Let us try the second section.

http://www.google.com/search?hl=en&tbo=1&tbs=bks:1&q=%22What+had+happened+to+the+human+imagination%22+inauthor:G.K.+inauthor:Chesterton&btnG=Search&aq=f&aqi=&aql=&oq=&gs_rfai=

And there it is a quote. "What had happened to the human imagination" immediately gets us Chesterton's biography of St. Francis of Assisi, in both collected and uncollected form. If you read the full quote, below, you will see how much more specific and deep the analysis is - though it is saying "essentially" the same thing it says it both with more care and with more understanding, and makes an argument rather than just a statement.

"What had happened to the human imagination, as a whole, was that the whole world was coloured by dangerous and rapidly deteriorating passions; by natural passions becoming unnatural passions. Thus the effect of treating sex as only one innocent natural thing was that every other innocent natural thing became soaked and sodden with sex. For sex cannot be admitted to a mere equality among elementary emotions or experiences like eating and sleeping. The moment sex ceases to be a servant it becomes a tyrant. There is something dangerous and disproportionate in its place in human nature, for whatever reason; and it does really need a special purification and dedication. The modern talk about sex being free like any other sense, about the body being beautiful like any tree or flower, is either a description of the Garden of Eden or a piece of thoroughly bad psychology, of which the world grew weary two thousand years ago."

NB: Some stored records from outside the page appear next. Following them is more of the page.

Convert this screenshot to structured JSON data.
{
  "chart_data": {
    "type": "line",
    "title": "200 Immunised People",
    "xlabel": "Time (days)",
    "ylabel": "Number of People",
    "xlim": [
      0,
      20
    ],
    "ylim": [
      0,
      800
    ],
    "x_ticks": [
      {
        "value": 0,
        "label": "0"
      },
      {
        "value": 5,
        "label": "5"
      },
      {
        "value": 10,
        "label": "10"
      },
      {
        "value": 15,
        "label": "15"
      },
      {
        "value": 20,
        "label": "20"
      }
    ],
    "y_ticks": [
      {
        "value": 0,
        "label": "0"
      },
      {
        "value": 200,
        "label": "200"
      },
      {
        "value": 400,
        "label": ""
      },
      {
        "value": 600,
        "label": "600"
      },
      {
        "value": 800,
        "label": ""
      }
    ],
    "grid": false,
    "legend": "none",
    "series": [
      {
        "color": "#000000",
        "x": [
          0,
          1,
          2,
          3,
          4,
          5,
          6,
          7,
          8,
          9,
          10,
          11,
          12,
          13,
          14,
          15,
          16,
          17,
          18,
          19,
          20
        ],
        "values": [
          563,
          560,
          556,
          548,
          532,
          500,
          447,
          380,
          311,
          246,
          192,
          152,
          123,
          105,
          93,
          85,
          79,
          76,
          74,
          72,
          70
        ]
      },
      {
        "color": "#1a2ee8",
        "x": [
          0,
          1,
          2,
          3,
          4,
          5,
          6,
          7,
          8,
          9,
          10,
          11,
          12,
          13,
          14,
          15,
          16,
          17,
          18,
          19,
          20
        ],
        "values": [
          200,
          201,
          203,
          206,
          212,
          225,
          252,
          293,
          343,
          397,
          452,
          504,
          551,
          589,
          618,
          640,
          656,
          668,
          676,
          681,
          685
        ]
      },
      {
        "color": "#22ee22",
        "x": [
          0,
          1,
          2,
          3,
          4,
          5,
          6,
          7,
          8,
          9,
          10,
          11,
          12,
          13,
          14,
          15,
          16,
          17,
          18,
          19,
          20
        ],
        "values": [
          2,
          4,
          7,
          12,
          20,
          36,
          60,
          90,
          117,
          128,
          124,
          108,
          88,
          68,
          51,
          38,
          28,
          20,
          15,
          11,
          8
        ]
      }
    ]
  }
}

I suspect many others have the same feeling of suspicion when they read quotes that seem too convenient, and I hope this record of my own suspicions and investigations has proved helpful.

Now go search inauthor:Tocqueville for "America is great because she is good" and see where that gets you.

1 comment:

peregrine said...

Excellent article -- lucid and resonant. Sound byte cultures tend to frown on or disregard anything longer than 140 characters (generalization), but it's rare that a subject lends itself to such summarization. Moreover summary statements are often made a the cost of accuracy, clarity, or are dependent upon too many unshared assumptions.